4 February, 2016Speaking at a joint press conference in Jakarta today, ITUC and IndustriALL general secretaries Sharan Burrow and Jyrki Raina urged the Indonesian government to return to the bargaining table with unions to increase the minimum wage .

The visit of the two global union leaders followed the Indonesian government regulation No.78/2015 on Wage Determination signed in October 2015, which effectively denies workers a collective voice in the annual wage negotiation process. The regulation limits minimum wage increases to an accumulation of the annual inflation rate and GDP growth figure.

Trade unions opposed the decision, with strong support from the International Trade Union Confederation (ITUC) and IndustriALL Global Union. Police used tear gas, water cannons and beatings to stop protests in October-November last year.

Addressing the press conference on 4 February in Jakarta, Sharan Burrow, ITUC general secretary, said she was shocked and disappointed at the government’s decision to sideline the unions from a democratic process and to instead impose a unilateral decision.

“We urge the Indonesian government to reconsider and bring back trade unions into the minimum wage setting process. Without decent living conditions for workers, and wages on which people can live with dignity, economies will not grow."

Jyrki Raina, general secretary of IndustriALL Global Union, stressed that the current minimum wage ranging from US$ 103 to 224 per month was too low to cover the basic needs of workers and their families. Inequality is increasing, which could lead to more social unrest.

“A living wage is a win-win solution both for the workers and their families, and for the economy through increased purchasing power, economic growth and the creation of new jobs.”

KSPI president Said Iqbal and KSBSI general secretary Eduard Marpaung added that the GINI coefficient measuring inequality has risen from 0.30 in 2000 to 0.41 in 2015. This shows that the fruits of economic growth have been unevenly distributed for the benefit of the wealthy.
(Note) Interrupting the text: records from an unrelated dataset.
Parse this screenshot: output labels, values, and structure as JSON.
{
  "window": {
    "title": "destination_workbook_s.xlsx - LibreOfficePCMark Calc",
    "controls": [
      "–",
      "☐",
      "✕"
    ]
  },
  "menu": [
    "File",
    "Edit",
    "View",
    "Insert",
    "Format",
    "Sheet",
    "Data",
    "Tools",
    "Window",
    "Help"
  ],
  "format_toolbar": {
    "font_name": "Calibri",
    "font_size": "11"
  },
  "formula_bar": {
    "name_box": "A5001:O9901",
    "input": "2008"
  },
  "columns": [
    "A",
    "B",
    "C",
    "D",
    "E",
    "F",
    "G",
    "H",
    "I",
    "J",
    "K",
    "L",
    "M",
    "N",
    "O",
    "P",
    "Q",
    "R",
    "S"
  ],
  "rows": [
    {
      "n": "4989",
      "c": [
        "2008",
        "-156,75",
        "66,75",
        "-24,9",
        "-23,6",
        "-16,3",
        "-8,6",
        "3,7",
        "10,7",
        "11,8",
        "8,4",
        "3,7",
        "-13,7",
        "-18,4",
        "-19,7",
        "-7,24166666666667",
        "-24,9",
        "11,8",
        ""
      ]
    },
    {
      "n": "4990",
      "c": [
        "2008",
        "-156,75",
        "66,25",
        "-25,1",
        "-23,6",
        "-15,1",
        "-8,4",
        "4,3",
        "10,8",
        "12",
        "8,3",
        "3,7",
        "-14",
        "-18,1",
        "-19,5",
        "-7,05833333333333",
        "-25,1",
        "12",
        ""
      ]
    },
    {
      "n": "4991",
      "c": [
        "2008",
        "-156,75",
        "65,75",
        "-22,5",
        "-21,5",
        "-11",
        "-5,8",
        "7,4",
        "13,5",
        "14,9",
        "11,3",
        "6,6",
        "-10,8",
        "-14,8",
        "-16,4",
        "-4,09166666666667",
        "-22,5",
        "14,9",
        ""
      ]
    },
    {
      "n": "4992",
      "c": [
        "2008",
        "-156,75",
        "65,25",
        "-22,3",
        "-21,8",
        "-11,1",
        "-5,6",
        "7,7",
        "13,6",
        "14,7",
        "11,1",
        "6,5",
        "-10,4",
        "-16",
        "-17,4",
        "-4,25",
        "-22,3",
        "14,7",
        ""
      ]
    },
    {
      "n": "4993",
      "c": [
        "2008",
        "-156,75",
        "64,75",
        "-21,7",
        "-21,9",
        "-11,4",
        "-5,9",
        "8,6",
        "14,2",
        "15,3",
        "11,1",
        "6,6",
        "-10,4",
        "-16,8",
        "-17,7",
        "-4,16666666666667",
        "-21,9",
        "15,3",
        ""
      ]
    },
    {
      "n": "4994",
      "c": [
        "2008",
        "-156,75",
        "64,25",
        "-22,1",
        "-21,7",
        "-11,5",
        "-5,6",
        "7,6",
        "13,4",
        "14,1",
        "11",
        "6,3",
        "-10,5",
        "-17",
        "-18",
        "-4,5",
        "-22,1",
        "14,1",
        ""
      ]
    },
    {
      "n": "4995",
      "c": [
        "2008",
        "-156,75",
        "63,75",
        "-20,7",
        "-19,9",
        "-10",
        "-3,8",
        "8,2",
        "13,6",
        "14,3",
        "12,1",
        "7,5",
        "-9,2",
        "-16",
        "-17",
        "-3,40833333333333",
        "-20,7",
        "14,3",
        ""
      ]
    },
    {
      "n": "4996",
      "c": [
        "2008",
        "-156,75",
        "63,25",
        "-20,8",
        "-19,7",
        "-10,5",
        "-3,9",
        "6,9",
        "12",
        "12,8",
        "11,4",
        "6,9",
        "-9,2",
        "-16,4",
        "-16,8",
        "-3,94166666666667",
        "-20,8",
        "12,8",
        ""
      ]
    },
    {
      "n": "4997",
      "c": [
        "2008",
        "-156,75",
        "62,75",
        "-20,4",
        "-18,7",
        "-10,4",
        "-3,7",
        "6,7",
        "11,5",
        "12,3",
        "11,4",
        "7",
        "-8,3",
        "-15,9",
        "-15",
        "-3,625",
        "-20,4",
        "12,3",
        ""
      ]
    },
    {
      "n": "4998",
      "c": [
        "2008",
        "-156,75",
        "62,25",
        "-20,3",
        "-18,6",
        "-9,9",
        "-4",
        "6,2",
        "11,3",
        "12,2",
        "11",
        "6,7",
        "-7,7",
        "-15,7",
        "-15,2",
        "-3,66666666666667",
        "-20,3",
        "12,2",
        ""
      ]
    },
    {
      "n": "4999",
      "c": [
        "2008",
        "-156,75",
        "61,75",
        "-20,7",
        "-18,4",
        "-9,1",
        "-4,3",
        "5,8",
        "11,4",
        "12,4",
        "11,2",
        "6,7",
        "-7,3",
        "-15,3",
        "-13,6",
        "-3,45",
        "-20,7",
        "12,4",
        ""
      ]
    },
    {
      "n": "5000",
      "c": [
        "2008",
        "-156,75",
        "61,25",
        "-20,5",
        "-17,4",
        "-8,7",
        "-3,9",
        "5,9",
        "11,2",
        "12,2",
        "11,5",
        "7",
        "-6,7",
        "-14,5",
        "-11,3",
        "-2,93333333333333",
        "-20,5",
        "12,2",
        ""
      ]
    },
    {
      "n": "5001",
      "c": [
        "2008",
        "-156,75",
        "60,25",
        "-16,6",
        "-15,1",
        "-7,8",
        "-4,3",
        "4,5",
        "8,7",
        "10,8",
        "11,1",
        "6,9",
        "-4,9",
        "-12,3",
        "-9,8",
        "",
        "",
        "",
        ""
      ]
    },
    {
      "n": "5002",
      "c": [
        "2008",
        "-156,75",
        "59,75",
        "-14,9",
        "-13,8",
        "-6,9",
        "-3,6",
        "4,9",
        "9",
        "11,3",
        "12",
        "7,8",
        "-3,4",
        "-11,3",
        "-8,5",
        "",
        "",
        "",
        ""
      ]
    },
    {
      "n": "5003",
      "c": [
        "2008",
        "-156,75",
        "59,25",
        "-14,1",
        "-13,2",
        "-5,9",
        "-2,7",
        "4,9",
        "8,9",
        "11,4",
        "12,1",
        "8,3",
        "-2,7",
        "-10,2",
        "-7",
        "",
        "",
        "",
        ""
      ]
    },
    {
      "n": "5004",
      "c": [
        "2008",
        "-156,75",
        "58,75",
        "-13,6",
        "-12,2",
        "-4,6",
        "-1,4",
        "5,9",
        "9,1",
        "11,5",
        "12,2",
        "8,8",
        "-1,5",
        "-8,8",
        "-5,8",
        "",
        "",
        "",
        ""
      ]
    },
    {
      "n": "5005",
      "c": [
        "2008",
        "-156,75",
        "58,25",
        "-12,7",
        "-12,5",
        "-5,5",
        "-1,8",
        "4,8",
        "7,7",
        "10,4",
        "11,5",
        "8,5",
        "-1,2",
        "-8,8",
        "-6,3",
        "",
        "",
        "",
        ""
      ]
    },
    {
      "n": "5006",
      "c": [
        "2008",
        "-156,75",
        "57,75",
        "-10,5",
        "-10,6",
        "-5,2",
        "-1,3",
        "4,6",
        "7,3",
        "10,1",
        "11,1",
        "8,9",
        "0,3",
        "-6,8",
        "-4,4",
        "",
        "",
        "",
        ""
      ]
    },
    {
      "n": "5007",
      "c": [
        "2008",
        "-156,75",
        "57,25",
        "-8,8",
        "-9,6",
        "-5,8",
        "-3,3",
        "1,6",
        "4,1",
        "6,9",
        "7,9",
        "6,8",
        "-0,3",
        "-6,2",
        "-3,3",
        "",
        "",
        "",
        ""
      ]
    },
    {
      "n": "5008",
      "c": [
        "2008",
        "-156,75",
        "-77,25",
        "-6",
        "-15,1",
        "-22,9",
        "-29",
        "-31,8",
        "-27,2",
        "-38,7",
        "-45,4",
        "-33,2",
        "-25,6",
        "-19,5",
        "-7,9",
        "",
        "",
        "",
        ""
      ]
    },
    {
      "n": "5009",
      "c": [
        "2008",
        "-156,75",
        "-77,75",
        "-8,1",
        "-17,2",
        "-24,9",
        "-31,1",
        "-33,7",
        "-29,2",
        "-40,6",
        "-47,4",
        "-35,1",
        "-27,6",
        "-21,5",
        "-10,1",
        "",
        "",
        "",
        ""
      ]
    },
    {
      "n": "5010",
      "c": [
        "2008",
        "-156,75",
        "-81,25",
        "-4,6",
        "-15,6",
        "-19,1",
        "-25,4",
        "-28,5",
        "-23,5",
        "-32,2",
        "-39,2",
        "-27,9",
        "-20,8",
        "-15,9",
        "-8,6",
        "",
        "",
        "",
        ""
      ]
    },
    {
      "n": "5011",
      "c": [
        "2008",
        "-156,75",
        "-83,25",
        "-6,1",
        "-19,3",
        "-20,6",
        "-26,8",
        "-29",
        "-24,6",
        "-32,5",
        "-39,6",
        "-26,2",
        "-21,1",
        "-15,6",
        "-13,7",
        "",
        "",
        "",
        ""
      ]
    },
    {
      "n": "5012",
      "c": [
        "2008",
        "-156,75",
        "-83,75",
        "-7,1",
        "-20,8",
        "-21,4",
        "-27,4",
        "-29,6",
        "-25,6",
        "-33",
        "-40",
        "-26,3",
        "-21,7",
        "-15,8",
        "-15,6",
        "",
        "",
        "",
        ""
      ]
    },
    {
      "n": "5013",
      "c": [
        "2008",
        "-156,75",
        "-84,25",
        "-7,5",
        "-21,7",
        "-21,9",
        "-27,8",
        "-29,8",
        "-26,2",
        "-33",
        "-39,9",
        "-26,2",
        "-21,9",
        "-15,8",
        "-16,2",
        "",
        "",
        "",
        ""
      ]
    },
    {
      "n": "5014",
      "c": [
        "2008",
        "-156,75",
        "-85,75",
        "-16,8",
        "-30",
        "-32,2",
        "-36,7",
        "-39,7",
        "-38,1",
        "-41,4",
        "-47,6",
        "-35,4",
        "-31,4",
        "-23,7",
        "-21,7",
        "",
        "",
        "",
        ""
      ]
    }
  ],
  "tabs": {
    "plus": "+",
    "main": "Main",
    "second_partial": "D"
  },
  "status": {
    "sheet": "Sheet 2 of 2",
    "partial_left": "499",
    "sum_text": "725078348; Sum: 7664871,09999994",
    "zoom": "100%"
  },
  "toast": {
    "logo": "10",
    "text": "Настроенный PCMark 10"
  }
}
At ITUC’s minimum wage forum held the same day in Jakarta, Indonesian workers testified of their hardship and pledged to do whatever it takes to win a decent life for their families. As much as 75 per cent of the workforce toils on a minimum wage.

Unions in Indonesia say that wage councils have been crucial for building economic and political citizenship at the local level. They have provided one of few places where workers can meet with employers and the government, and where their needs are addressed through an institutionalized mechanism. Replacing the councils with bureaucratic procedures preventing meaningful participation will destroy that, leaving unions with no choice but to resort to mass actions.

IndustriALL and ITUC have declared their support for the union demands, urging the government to:

  • Withdraw the government regulation on minimum wage no 78/2015, which is in opposition to labour law no 13/2003, act no 88 & 89
  • Include 84 items instead of 60 in the decent living cost standard
  • Increase the minimum wage by 2.6 per cent and all wages for 2016 by IDR 500.000 (US$ 36)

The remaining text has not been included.